Forest Laboratories and Cypress Bioscience have posted more positive late-stage data on milnacipran for the treatment of fibromyalgia.

The companies announced positive top-line results from a 1,025-patient Phase III study, which confirmed the findings from two previous late-stage trials, which showed that milnacipran demonstrated a “highly statistically significant difference to placebo”. The analysis revealed “concurrent and clinically meaningful improvement” in pain, patient global impression of change, and physical functioning and the firms said that comprehensive analyses of the study data will be completed in the coming weeks.

Forest and Cypress are still waiting to hear what the US Food and Drug Administration makes of milnacipran, a selective serotonin and norepinephrine reuptake inhibitor that is already sold by Pierre Fabre outside the USA as an antidepressant, after the agency failed to meet the scheduled Prescription Drug User Fee Act action date of October 18. The FDA has not requested any additional information but indicated that a clinical data question related to the filing required confirmation.
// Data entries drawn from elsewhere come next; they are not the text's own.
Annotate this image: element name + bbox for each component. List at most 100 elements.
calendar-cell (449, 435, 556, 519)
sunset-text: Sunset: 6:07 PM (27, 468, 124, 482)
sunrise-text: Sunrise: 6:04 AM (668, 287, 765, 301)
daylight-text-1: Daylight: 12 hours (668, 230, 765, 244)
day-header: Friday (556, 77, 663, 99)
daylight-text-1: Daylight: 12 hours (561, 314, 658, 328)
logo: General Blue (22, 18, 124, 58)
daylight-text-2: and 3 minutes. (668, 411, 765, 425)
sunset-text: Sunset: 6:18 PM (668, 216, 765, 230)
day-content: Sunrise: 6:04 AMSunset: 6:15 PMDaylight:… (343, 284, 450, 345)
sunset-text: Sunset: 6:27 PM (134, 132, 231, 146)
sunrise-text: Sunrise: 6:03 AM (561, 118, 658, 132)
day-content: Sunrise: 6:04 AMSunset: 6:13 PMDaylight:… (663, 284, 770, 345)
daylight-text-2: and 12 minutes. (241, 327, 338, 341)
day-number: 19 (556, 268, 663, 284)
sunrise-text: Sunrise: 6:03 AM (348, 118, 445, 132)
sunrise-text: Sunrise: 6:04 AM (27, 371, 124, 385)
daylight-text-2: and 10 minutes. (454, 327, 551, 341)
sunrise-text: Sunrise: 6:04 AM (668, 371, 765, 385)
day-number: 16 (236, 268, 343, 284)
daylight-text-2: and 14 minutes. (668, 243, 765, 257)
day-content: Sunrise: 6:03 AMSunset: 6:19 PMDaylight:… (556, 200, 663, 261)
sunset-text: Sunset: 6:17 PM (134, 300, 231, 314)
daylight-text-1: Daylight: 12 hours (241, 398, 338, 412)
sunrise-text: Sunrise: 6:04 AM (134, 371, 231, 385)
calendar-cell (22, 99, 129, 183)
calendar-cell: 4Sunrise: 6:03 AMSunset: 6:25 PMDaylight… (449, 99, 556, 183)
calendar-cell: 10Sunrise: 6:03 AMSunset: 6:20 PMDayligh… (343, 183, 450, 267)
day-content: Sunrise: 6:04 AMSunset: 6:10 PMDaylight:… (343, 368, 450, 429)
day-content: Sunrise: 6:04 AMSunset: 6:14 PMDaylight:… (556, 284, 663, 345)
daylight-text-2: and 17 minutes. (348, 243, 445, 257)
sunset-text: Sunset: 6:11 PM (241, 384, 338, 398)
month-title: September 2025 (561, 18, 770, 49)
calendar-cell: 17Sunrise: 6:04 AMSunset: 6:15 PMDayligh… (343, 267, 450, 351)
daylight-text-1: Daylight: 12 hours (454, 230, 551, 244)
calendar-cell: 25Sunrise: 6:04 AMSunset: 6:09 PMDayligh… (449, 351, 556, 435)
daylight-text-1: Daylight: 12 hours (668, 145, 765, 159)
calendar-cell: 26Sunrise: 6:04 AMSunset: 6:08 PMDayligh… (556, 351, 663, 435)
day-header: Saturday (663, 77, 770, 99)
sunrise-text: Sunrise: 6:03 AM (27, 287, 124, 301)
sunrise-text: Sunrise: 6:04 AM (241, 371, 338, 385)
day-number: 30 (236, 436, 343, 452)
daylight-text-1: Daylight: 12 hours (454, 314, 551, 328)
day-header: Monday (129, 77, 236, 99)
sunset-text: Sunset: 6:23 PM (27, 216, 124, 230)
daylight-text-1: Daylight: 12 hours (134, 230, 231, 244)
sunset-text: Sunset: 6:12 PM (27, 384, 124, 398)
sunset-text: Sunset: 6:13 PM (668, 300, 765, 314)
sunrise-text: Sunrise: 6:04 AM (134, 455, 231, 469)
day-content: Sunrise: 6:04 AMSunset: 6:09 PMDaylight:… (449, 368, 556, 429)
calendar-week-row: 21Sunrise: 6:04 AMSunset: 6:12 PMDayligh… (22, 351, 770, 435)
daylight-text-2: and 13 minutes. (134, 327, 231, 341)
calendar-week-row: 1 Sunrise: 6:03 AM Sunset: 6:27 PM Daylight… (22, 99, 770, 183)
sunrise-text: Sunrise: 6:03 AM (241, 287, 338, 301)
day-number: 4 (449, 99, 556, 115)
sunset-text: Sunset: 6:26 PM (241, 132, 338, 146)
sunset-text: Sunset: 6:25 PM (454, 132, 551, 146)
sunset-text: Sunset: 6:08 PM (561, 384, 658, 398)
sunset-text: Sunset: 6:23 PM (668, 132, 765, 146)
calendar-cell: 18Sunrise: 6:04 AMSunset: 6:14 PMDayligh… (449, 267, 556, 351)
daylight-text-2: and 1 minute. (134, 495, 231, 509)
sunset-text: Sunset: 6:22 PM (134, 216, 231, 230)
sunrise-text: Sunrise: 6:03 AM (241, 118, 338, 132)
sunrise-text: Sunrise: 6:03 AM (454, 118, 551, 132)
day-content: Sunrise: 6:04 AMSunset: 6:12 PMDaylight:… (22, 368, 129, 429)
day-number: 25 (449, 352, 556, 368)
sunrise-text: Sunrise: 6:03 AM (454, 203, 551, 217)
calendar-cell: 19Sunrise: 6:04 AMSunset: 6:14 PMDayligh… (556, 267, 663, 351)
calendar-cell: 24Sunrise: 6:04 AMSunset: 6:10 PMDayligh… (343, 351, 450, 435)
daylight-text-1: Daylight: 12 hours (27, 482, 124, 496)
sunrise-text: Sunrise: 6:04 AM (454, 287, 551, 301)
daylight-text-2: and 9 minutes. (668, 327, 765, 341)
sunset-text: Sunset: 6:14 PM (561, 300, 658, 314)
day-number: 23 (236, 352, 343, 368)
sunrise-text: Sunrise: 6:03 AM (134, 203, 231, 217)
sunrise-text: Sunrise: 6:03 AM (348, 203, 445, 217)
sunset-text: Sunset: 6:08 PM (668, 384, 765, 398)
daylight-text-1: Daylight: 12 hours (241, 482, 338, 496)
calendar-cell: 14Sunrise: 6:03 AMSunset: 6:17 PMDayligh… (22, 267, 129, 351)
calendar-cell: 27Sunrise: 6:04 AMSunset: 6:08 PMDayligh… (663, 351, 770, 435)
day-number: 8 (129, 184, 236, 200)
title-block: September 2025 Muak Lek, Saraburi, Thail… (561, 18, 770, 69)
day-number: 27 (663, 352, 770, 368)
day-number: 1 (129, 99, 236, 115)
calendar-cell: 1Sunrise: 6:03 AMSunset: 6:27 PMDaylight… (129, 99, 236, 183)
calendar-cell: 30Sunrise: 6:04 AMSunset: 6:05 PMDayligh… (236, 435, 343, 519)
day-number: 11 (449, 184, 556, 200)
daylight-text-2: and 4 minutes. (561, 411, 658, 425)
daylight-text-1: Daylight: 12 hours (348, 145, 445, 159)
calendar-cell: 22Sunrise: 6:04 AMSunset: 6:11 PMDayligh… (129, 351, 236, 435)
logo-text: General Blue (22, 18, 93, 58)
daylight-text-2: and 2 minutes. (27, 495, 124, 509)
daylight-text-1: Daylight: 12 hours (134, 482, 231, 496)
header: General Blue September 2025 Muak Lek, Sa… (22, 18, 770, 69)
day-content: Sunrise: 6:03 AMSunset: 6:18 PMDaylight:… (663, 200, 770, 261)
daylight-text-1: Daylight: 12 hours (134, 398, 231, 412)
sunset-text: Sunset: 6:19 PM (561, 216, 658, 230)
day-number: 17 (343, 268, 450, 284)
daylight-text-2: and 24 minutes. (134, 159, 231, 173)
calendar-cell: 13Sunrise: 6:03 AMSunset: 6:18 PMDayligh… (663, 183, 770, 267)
The latest data boosted Cypress shares by 9.2%, though Forest stock barely moved. Last week the latter firm received a proposal from Canada’s TRC Capital for the purchase of less than 1% of its outstanding shares for about $61 million. The company advised stockholders to not tender their shares in the unsolicited mini-tender offer of $20.35 each, a 4% discount to the closing price of Forest from the day before.